AT&T breach impacts 110 million customers - with more threats to follow
SOUTHFIELD, Mich. (FOX 2) - Eye-popping in its size and severity, but less surprising that it happened in the first place, more than a hundred million people were impacted by a data breach announced by AT&T this Friday.
It includes those who used the provider from mid-to-late 2022. And the scope of the data that hackers got access to is tough to understate.
"We’re talking about very sensitive information that was involved here," said Flow Specialty's David Derigiotis. "This is data that the government typically needs a court order, a subpoena, a search warrant to get access to. Now some bad actors have gotten a hold of it."
Derigiotis works as president of brokerage and head of insurance at the firm.
He said the breach is all the more notable because of a separate hack that AT&T announced earlier this year.

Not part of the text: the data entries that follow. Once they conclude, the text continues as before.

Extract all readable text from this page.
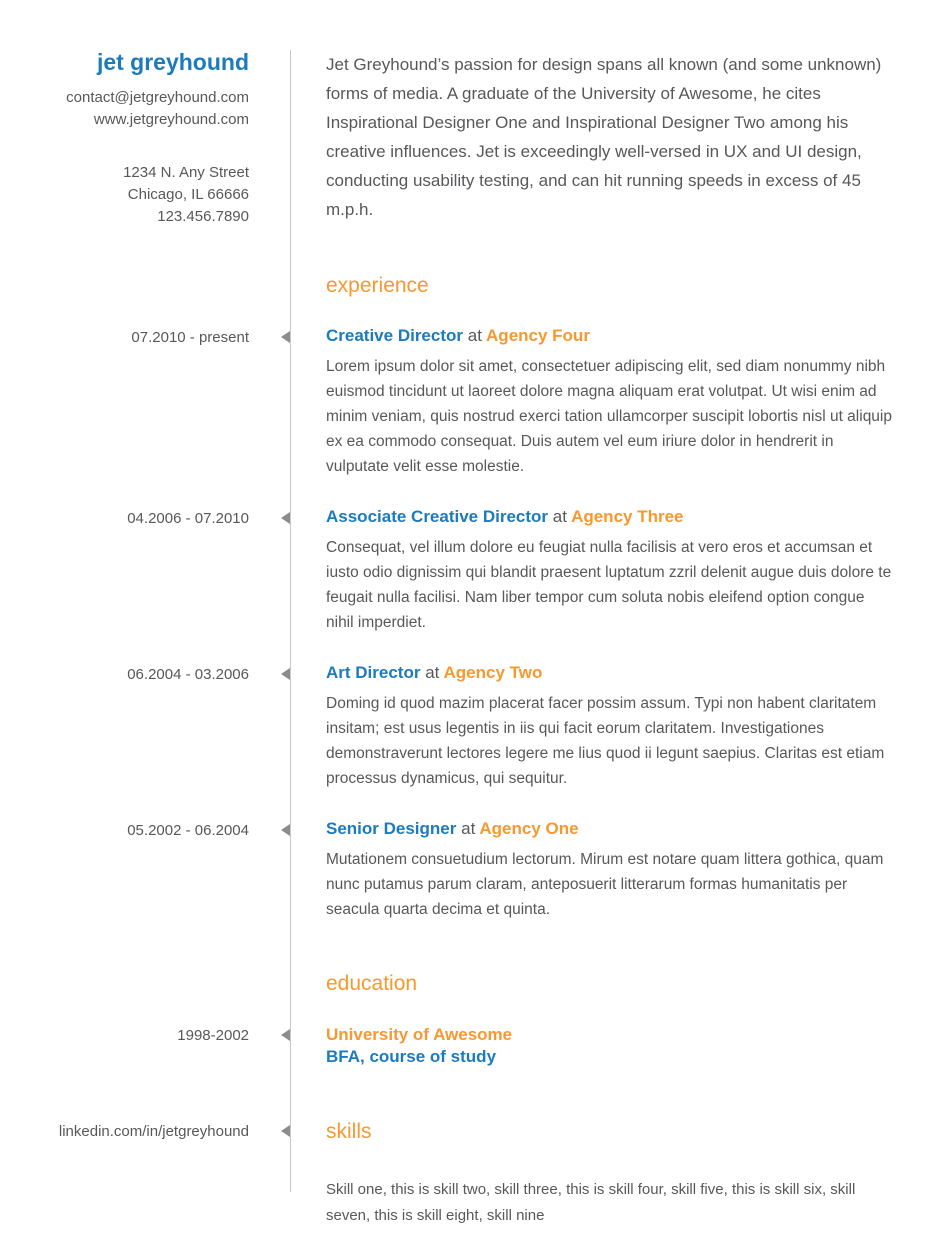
jet greyhound
contact@jetgreyhound.com
www.jetgreyhound.com
1234 N. Any Street
Chicago, IL 66666
123.456.7890

Jet Greyhound’s passion for design spans all known (and some unknown) forms of media. A graduate of the University of Awesome, he cites Inspirational Designer One and Inspirational Designer Two among his creative influences. Jet is exceedingly well-versed in UX and UI design, conducting usability testing, and can hit running speeds in excess of 45 m.p.h.

experience
07.2010 - present	Creative Director at Agency Four

Lorem ipsum dolor sit amet, consectetuer adipiscing elit, sed diam nonummy nibh euismod tincidunt ut laoreet dolore magna aliquam erat volutpat. Ut wisi enim ad minim veniam, quis nostrud exerci tation ullamcorper suscipit lobortis nisl ut aliquip ex ea commodo consequat. Duis autem vel eum iriure dolor in hendrerit in vulputate velit esse molestie.

04.2006 - 07.2010	Associate Creative Director at Agency Three

Consequat, vel illum dolore eu feugiat nulla facilisis at vero eros et accumsan et iusto odio dignissim qui blandit praesent luptatum zzril delenit augue duis dolore te feugait nulla facilisi. Nam liber tempor cum soluta nobis eleifend option congue nihil imperdiet.

06.2004 - 03.2006	Art Director at Agency Two

Doming id quod mazim placerat facer possim assum. Typi non habent claritatem insitam; est usus legentis in iis qui facit eorum claritatem. Investigationes demonstraverunt lectores legere me lius quod ii legunt saepius. Claritas est etiam processus dynamicus, qui sequitur.

05.2002 - 06.2004	Senior Designer at Agency One

Mutationem consuetudium lectorum. Mirum est notare quam littera gothica, quam nunc putamus parum claram, anteposuerit litterarum formas humanitatis per seacula quarta decima et quinta.

education
1998-2002	University of Awesome

BFA, course of study

linkedin.com/in/jetgreyhound	skills

Skill one, this is skill two, skill three, this is skill four, skill five, this is skill six, skill seven, this is skill eight, skill nine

"It’s also important to recall that in March of this year AT&T did announce an unrelated separate data breach that did involve all of our names, home addresses, social security numbers, and it’s not out of the question that those two data sets could not be mapped together," he said.
The Federal Communications Commission issued a statement on the social media platform X: "We have an ongoing investigation into the AT&T breach and we're coordinating with our law enforcement partners."
The breach includes the call and text message records from mid-to-late 2022 of AT&T cellphone customers and some non-AT&T customers. Compromised data also includes the telephone numbers of nearly all of AT&T's cellular customers and the customers of wireless providers that use the AT&T network.
The scary part isn't just the breach - but what criminals online might do with the available information.
"Other criminal organizations are likely going to capitalize on this, so be on the lookout for other types of phishing or any type of e-mail that you get unsolicited," said Derigiotis. "I think others will be coming after all of us."